Finding time to complete mandatory compliance training, on topics that are vital but often perceived to be marginal is just another headache. As Iain McLeod of SAI Global Compliance says, “Universally, lack of employee engagement emerged as the biggest barrier to effectiveness – and it’s linked strongly to the poor reputation of compliance eLearning . Ask yourself what efforts you are currently making to really engage your audience and make it relevant to them. If you are subjecting your employees to ‘death by PowerPoint’, rolling out the same content year after year to everyone regardless of their job role or risk profile, blinding the learner with irrelevant detail about what the law says rather than what it means to them or failing to engage your line managers in the process, then chances are that you are potentially turning off the very people whose buy-in you need to effectively mitigate your compliance risks.”
Many businesses compound the problem by presenting compliance training as simply a hurdle for one to go through, a box-ticking exercise to avoid comeback, rather than any kind of meaningful learning.
Every employer has heard horror stories of companies being sued by their employees over some safety or discrimination scandal, and paying out huge sums of money in addition to suffering a bruised reputation and other forms of long term damage. In some industries, employers may also have to answer to regulators, or appear before Parliamentary Committees.
The most common reasons employees sue their employers are if they feel they were discriminated against , unfairly disciplined or dismissed, harassed or bullied, or that medical or mental problems weren’t taken seriously. All these are issues that need to be covered by compliance training.
But, it’s not easy to create a respectful workplace where policies are well-known and consistently implemented, where issues are carefully documented, and where supervisors are accountable for and vigilant in managing situations before they get out of hand.

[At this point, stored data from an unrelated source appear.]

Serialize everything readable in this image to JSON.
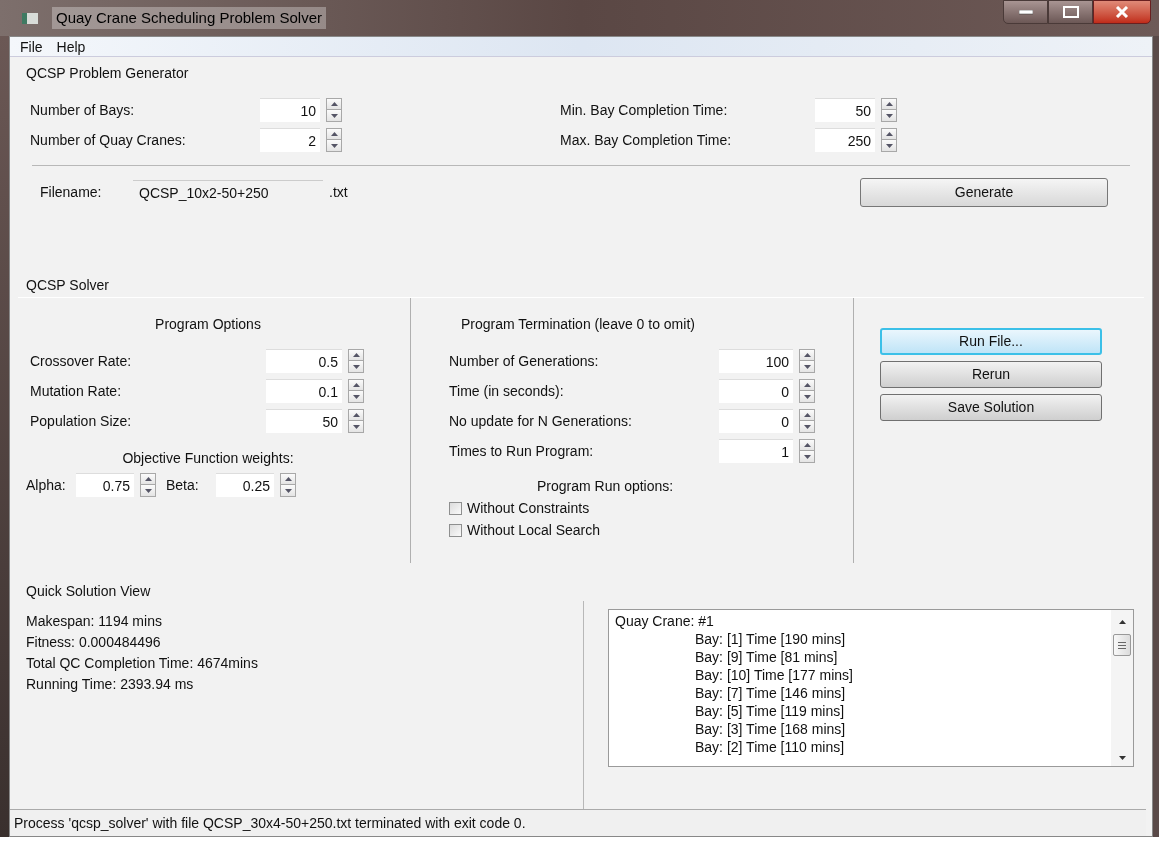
{
  "window": {
    "title": "Quay Crane Scheduling Problem Solver"
  },
  "menu": [
    "File",
    "Help"
  ],
  "generator": {
    "title": "QCSP Problem Generator",
    "fields_left": [
      {
        "label": "Number of Bays:",
        "value": "10"
      },
      {
        "label": "Number of Quay Cranes:",
        "value": "2"
      }
    ],
    "fields_right": [
      {
        "label": "Min. Bay Completion Time:",
        "value": "50"
      },
      {
        "label": "Max. Bay Completion Time:",
        "value": "250"
      }
    ],
    "filename": {
      "label": "Filename:",
      "value": "QCSP_10x2-50+250",
      "extension": ".txt"
    },
    "button": "Generate"
  },
  "solver": {
    "title": "QCSP Solver",
    "program_options": {
      "title": "Program Options",
      "fields": [
        {
          "label": "Crossover Rate:",
          "value": "0.5"
        },
        {
          "label": "Mutation Rate:",
          "value": "0.1"
        },
        {
          "label": "Population Size:",
          "value": "50"
        }
      ],
      "weights_title": "Objective Function weights:",
      "weights": [
        {
          "label": "Alpha:",
          "value": "0.75"
        },
        {
          "label": "Beta:",
          "value": "0.25"
        }
      ]
    },
    "termination": {
      "title": "Program Termination (leave 0 to omit)",
      "fields": [
        {
          "label": "Number of Generations:",
          "value": "100"
        },
        {
          "label": "Time (in seconds):",
          "value": "0"
        },
        {
          "label": "No update for N Generations:",
          "value": "0"
        },
        {
          "label": "Times to Run Program:",
          "value": "1"
        }
      ],
      "run_options_title": "Program Run options:",
      "checkboxes": [
        {
          "label": "Without Constraints",
          "checked": false
        },
        {
          "label": "Without Local Search",
          "checked": false
        }
      ]
    },
    "buttons": [
      {
        "label": "Run File...",
        "focused": true
      },
      {
        "label": "Rerun",
        "focused": false
      },
      {
        "label": "Save Solution",
        "focused": false
      }
    ]
  },
  "quick_view": {
    "title": "Quick Solution View",
    "stats": [
      "Makespan: 1194 mins",
      "Fitness: 0.000484496",
      "Total QC Completion Time: 4674mins",
      "Running Time: 2393.94 ms"
    ],
    "list": [
      {
        "text": "Quay Crane: #1",
        "children": [
          {
            "text": "Bay: [1] Time [190 mins]"
          },
          {
            "text": "Bay: [9] Time [81 mins]"
          },
          {
            "text": "Bay: [10] Time [177 mins]"
          },
          {
            "text": "Bay: [7] Time [146 mins]"
          },
          {
            "text": "Bay: [5] Time [119 mins]"
          },
          {
            "text": "Bay: [3] Time [168 mins]"
          },
          {
            "text": "Bay: [2] Time [110 mins]"
          }
        ]
      }
    ]
  },
  "status_bar": "Process 'qcsp_solver' with file QCSP_30x4-50+250.txt terminated with exit code 0."
}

How can compliance training, and the part eLearning plays in it, be changed?
Before devising yet another piece of boring compliance training, think about the following five questions.

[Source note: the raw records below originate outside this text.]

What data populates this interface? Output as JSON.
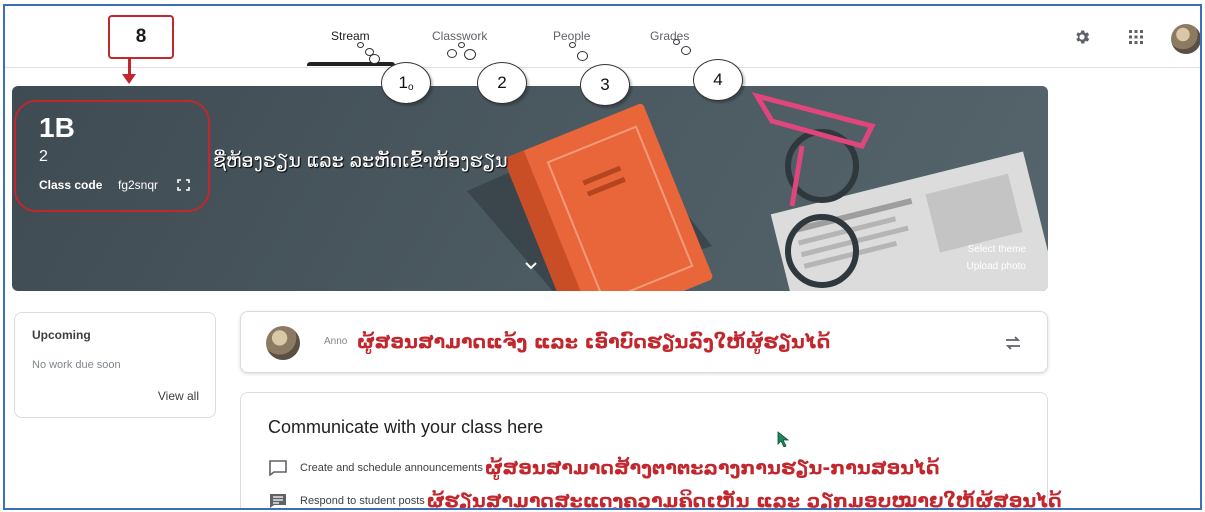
{
  "tabs": [
    {
      "label": "Stream"
    },
    {
      "label": "Classwork"
    },
    {
      "label": "People"
    },
    {
      "label": "Grades"
    }
  ],
  "annotations": {
    "bubble1": "1",
    "bubble1_sub": "o",
    "bubble2": "2",
    "bubble3": "3",
    "bubble4": "4",
    "callout": "8",
    "banner_note": "ຊື່ຫ້ອງຮຽນ ແລະ ລະຫັດເຂົ້າຫ້ອງຮຽນ",
    "announce_note": "ຜູ້ສອນສາມາດແຈ້ງ ແລະ ເອົາບົດຮຽນລົງໃຫ້ຜູ້ຮຽນໄດ້",
    "schedule_note": "ຜູ້ສອນສາມາດສ້າງຕາຕະລາງການຮຽນ-ການສອນໄດ້",
    "respond_note": "ຜູ້ຮຽນສາມາດສະແດງຄວາມຄິດເຫັນ ແລະ ວຽກມອບໝາຍໃຫ້ຜູ້ສອນໄດ້"
  },
  "banner": {
    "class_name": "1B",
    "section": "2",
    "class_code_label": "Class code",
    "class_code": "fg2snqr",
    "select_theme": "Select theme",
    "upload_photo": "Upload photo"
  },
  "upcoming": {
    "title": "Upcoming",
    "empty": "No work due soon",
    "view_all": "View all"
  },
  "announce": {
    "placeholder": "Anno"
  },
  "communicate": {
    "title": "Communicate with your class here",
    "row1": "Create and schedule announcements",
    "row2": "Respond to student posts"
  },
  "colors": {
    "annotation_red": "#c1272d",
    "frame_blue": "#3b6fb6",
    "banner_bg": "#4c5a62",
    "book_orange": "#e8663a"
  },
  "icons": [
    "gear-icon",
    "apps-grid-icon",
    "user-avatar",
    "fullscreen-icon",
    "chevron-down-icon",
    "repost-icon",
    "chat-bubble-icon",
    "comment-icon",
    "mouse-cursor-icon"
  ]
}
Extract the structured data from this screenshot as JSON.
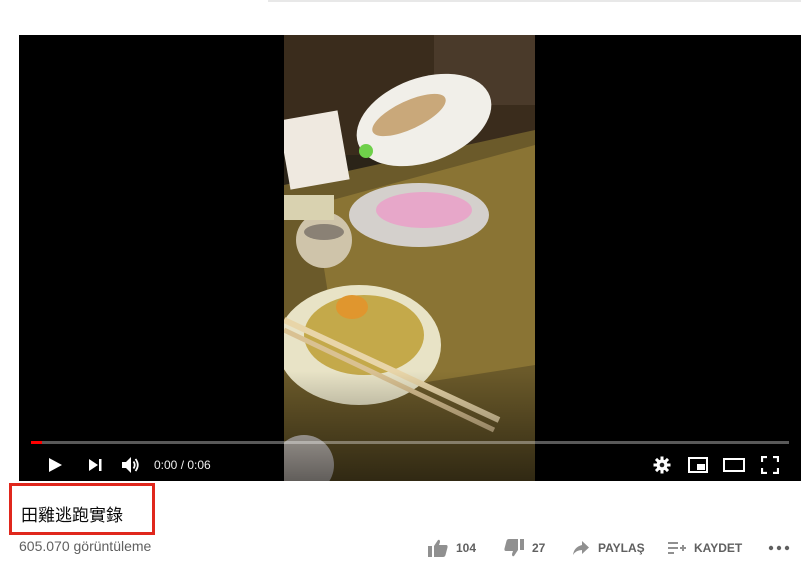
{
  "video": {
    "time_display": "0:00 / 0:06",
    "progress_fraction": 0.015
  },
  "title": "田雞逃跑實錄",
  "views": "605.070 görüntüleme",
  "actions": {
    "like_count": "104",
    "dislike_count": "27",
    "share_label": "PAYLAŞ",
    "save_label": "KAYDET"
  },
  "icons": {
    "play": "play-icon",
    "next": "next-icon",
    "volume": "volume-icon",
    "settings": "gear-icon",
    "miniplayer": "miniplayer-icon",
    "theater": "theater-icon",
    "fullscreen": "fullscreen-icon",
    "like": "thumbs-up-icon",
    "dislike": "thumbs-down-icon",
    "share": "share-arrow-icon",
    "save": "playlist-add-icon",
    "more": "more-icon"
  },
  "colors": {
    "progress": "#ff0000",
    "highlight_box": "#e0271c",
    "secondary_text": "#606060"
  }
}
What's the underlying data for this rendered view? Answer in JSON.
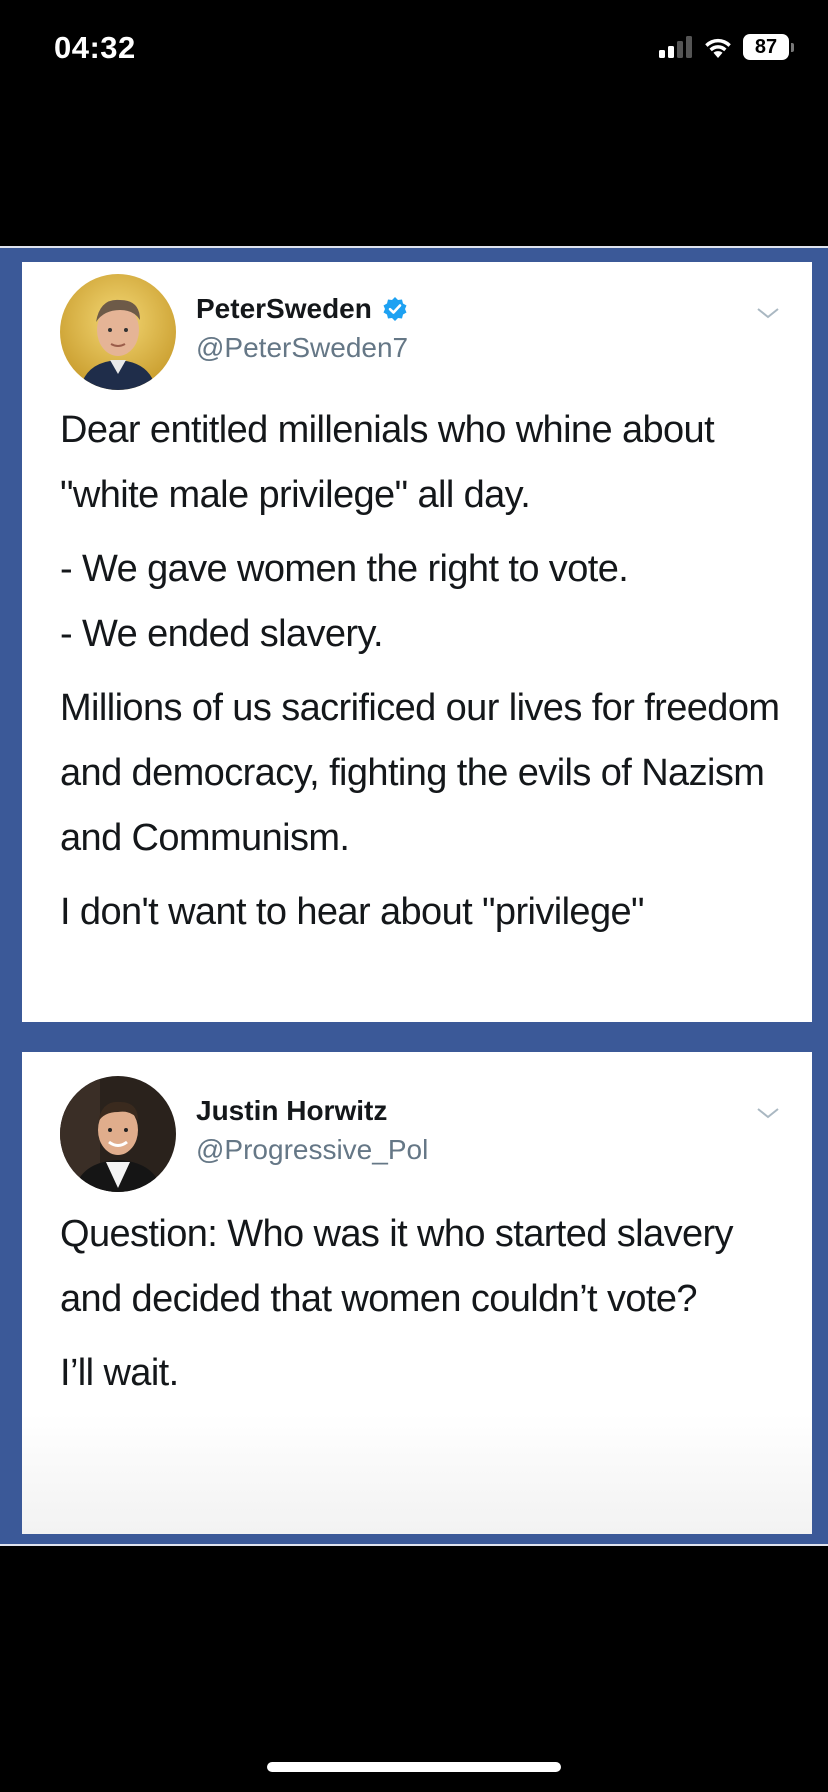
{
  "status_bar": {
    "time": "04:32",
    "battery": "87",
    "icons": [
      "cellular-signal-icon",
      "wifi-icon",
      "battery-icon"
    ]
  },
  "colors": {
    "frame_blue": "#3b5998",
    "verified_blue": "#1da1f2",
    "text": "#14171a",
    "handle_gray": "#657786"
  },
  "tweets": [
    {
      "display_name": "PeterSweden",
      "handle": "@PeterSweden7",
      "verified": true,
      "paragraphs": [
        "Dear entitled millenials who whine about \"white male privilege\" all day.",
        "- We gave women the right to vote.",
        "- We ended slavery.",
        "Millions of us sacrificed our lives for freedom and democracy, fighting the evils of Nazism and Communism.",
        "I don't want to hear about \"privilege\""
      ]
    },
    {
      "display_name": "Justin Horwitz",
      "handle": "@Progressive_Pol",
      "verified": false,
      "paragraphs": [
        "Question: Who was it who started slavery and decided that women couldn’t vote?",
        "I’ll wait."
      ]
    }
  ]
}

- What do we want employees to do that they may not be doing now?
- What do employees need to know if they are to do these things?
- What principles do they need to understand and buy into in order to do these things?
- What skills do they need to acquire and practice in order to do these things?
- What else needs to be in place in the work environment if performance is going to change?
By starting with behavior change, as Carmen Simon suggested in her interview last month, there’s a much better chance of success.